The water was more fascinating than I had expected when I finally mimicked her stare. Soft, silent ripples across the silvering surface gave the impression of graceful waves of liquid mercury, and the sinking sun cast a hue of oranges and purples across the sky that dripped into the flowing liquid before us.
“So this is where you hide out every day?” Alexandra asked.
First I nodded, and then answered out loud when I realized she wasn’t watching me.
“Good call. This is amazing.”
I had no response, but she wasn’t expecting one. We sat together in tranquility, for once not plagued by the awkwardness of our selected silence but instead treasuring each other’s presence. Before too long our mother’s agitated call signaled for us to break away from our entranced gazes and head inside to dinner, but the moment lasted long enough for me to be fully grateful that it happened at all. A few times after that night I noticed her standing out there, simply captivated by the heavenliness that now just the two of us shared. One night a few weeks later, I listened through my closed bedroom door as she and my mom got into a heated argument over Alexandra’s rapidly flourishing dancing career. Too much dance here, not enough school there. It ended with the slam of the back screen door, and as I scrambled to the window, I caught a final glimpse of her silky hair before she disappeared behind my—or rather our—tree.
And now she’s gone. All I had in my short lifetime with her was a quick moment like that to recognize what a wonderful person she truly was. To feel briefly connected to her, to actually enjoy her as my sister. And—
What’s that?
My eyes flicker open. It is a small enough sensation that it could be nothing, but my mind has been trained long enough to recognize the feeling. A slight tingle on my arm; that’s all it is.
I glance down, and sure enough it’s what I have been waiting for: an elegant dragonfly has landed on my forearm, its meticulously designed wings resting and its metallic blue and green body glinting in the light. I slowly move my arm to hold the little creature in front of my eyes, and it holds on as I move.
“Hey, little guy,” I murmur, and I find that I am completely choked in tears.
It flutters its wings in response, but stays on my skin.

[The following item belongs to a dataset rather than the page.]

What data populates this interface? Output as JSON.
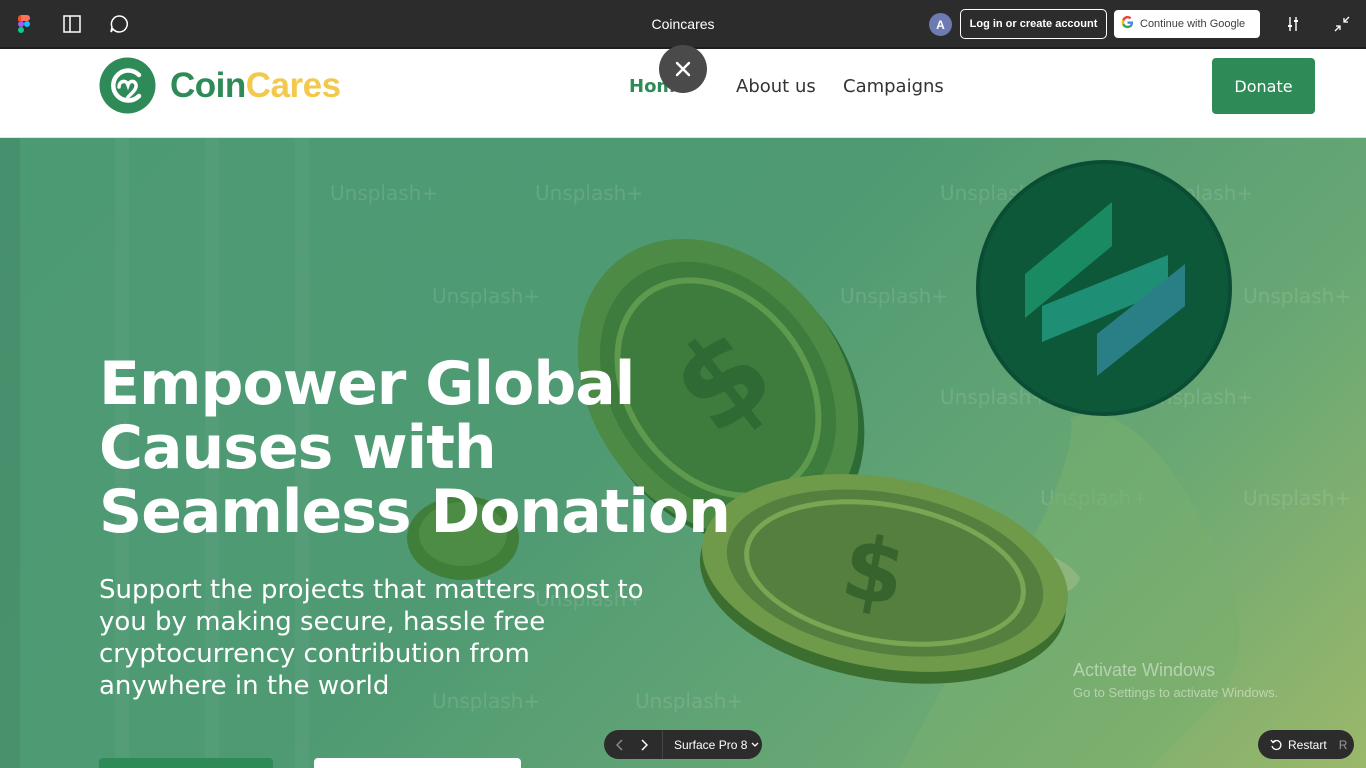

That’s when I realize that Alexandra will always be with me, here in our makeshift escape. No matter how separated we appeared to be, our passion for this mesmerizing outlet connected us stronger than I would have realized before. My big sister. It’s the small things, I realize, that we share. She’s right here in the wind as it hisses through the leaves, in the colors of the sky that bleed into each other across the surface of the water.
I look back down at the dragonfly.
“Thank you,” I whisper.
And at that, it picks up its wings again and after a few quick flicks the dragonfly is gone across the glistening lake.